Infine, vale la pena sottolineare che il raggiungimento dell’obiettivo M1C1-121 (Riduzione dell’evasione fiscale come definita dall'indicatore propensione all'evasione) del PNRR prevede che la propensione all'evasione in tutte le imposte (escluse l'IMU e accise), sia inferiore nel 2024 rispetto al 2019 del 15% del valore di riferimento del 2019 e che la stima di riferimento per il 2019 sia inclusa nella Relazione aggiornata del Governo sull'economia sommersa (con uno step intermedio inferiore nel 2023 rispetto al 2019 del 5%) Fonte: Dossier Camera/Senato Nadef 2021.
Da segnalare, inoltre, che il Parlamento si appresta a discutere e votare la legge delega sul fisco approvata dal Governo lo scorso autunno e ora in corso che contiene anche la riforma del catasto, con l'obiettivo di ridurre gli immobili non censiti e di aggiungere il valore di mercato degli stessi.
Gli attuali valori catastali risalgono al biennio 1988-1989. I successivi tentativi di revisione di tali valori, nel 1998, 2005, 2011, 2013 e 2014 non hanno avuto successo.
L' Atto Camera (3343), approvatodal CdM il 5 ottobre 2021 richiede al Governo, per quanto concerne il catasto, di adottare norme volte a:
- ridurre l’abusivismo edilizio, facilitando l’individuazione degli oltre 1,2 milioni di unità immobiliari urbane non censite in catasto (Fonte: Statistiche Catastali 2020”, Agenzia delle Entrate)
- “attribuire a ciascuna unità immobiliare il relativo valore patrimoniale e una rendita attualizzata in base, ove possibile, ai valori normali espressi dal mercato”, prevedendo anche meccanismi di adeguamento periodico di tali voci ai prezzi di mercato (si stima che i proprietari di circa un quarto delle case italiane avrebbero una base imponibile ai fini fiscali pari al 26% del valore di mercato)

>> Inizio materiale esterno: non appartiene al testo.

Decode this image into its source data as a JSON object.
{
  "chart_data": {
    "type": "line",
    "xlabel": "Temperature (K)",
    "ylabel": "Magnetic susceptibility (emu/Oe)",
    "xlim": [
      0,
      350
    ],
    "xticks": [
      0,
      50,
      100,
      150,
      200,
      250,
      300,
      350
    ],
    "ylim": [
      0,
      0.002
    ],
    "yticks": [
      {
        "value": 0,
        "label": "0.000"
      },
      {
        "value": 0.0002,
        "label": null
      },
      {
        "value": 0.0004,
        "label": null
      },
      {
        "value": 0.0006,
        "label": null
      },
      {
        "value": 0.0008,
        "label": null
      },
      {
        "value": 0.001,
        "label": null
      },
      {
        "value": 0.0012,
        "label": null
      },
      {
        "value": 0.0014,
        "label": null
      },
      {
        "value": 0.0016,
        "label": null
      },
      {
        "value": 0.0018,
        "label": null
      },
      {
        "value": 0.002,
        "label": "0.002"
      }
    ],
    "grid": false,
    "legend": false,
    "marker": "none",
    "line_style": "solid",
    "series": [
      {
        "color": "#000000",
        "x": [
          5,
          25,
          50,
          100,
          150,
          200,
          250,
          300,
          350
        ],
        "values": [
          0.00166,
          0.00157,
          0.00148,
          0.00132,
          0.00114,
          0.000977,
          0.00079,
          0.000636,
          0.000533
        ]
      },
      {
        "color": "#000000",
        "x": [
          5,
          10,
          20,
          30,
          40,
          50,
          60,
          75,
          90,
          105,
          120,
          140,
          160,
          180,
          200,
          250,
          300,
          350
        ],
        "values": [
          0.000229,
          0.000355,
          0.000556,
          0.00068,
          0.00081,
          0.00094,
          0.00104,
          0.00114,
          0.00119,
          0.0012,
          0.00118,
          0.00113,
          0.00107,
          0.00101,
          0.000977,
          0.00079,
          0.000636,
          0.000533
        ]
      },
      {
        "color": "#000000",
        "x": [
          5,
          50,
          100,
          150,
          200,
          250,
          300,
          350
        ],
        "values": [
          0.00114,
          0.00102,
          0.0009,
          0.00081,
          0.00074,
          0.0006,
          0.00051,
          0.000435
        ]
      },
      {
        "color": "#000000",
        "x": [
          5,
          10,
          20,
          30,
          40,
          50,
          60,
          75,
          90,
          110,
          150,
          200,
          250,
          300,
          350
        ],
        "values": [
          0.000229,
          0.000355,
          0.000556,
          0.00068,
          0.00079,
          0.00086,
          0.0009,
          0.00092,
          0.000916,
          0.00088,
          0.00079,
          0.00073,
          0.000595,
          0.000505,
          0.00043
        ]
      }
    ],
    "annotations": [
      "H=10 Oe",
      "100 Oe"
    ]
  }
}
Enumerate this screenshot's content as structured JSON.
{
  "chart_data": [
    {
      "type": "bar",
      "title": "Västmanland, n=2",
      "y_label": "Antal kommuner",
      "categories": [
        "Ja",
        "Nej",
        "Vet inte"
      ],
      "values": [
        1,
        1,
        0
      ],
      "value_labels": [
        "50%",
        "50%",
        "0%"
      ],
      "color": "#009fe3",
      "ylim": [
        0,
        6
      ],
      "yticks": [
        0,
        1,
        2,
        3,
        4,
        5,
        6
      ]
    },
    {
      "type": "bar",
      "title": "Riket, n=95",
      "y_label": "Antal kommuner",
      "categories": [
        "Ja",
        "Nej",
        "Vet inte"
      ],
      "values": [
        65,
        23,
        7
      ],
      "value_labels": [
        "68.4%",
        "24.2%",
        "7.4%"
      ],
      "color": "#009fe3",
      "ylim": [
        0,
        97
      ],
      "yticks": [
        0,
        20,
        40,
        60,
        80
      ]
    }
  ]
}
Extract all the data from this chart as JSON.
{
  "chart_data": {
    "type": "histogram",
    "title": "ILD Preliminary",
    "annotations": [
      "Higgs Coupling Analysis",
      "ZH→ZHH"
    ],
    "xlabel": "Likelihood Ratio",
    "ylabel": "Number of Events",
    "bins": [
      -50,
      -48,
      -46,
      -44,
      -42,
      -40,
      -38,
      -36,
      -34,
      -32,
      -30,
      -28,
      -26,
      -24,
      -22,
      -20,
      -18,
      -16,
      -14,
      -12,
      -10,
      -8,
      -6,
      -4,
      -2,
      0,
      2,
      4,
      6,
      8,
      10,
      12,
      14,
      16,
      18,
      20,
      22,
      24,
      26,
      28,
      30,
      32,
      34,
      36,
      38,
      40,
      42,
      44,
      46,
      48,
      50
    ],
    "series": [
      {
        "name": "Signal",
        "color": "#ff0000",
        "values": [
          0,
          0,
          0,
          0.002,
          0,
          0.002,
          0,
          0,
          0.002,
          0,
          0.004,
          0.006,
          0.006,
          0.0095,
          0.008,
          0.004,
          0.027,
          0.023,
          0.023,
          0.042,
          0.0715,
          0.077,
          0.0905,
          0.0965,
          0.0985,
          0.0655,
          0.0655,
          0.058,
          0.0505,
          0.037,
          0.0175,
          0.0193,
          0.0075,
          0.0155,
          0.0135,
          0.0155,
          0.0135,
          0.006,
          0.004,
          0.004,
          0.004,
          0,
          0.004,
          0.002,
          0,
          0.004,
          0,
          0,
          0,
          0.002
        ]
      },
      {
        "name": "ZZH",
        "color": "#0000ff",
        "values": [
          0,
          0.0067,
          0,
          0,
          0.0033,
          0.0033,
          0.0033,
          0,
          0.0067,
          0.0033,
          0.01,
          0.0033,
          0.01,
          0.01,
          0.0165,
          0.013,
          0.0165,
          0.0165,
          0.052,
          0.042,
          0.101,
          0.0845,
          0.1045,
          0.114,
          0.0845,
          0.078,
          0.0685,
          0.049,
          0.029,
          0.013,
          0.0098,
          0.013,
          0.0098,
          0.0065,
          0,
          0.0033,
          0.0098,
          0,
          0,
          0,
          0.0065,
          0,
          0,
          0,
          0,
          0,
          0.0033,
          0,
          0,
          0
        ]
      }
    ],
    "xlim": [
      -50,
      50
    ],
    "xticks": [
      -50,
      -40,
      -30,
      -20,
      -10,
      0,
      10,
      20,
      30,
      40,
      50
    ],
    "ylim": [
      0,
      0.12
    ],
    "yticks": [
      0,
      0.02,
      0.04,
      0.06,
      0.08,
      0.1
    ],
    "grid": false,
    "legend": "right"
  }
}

Nonostante il testo non preveda che tali valori siano usati per determinare la base imponibile per il pagamento di imposte, sono emerse forti opposizioni dai partiti del centro-destra, anche se l'evidente l’iniquità delle rendite catastali continuerà a comportare un trasferimento della pressione fiscale sulle fasce sociali più deboli.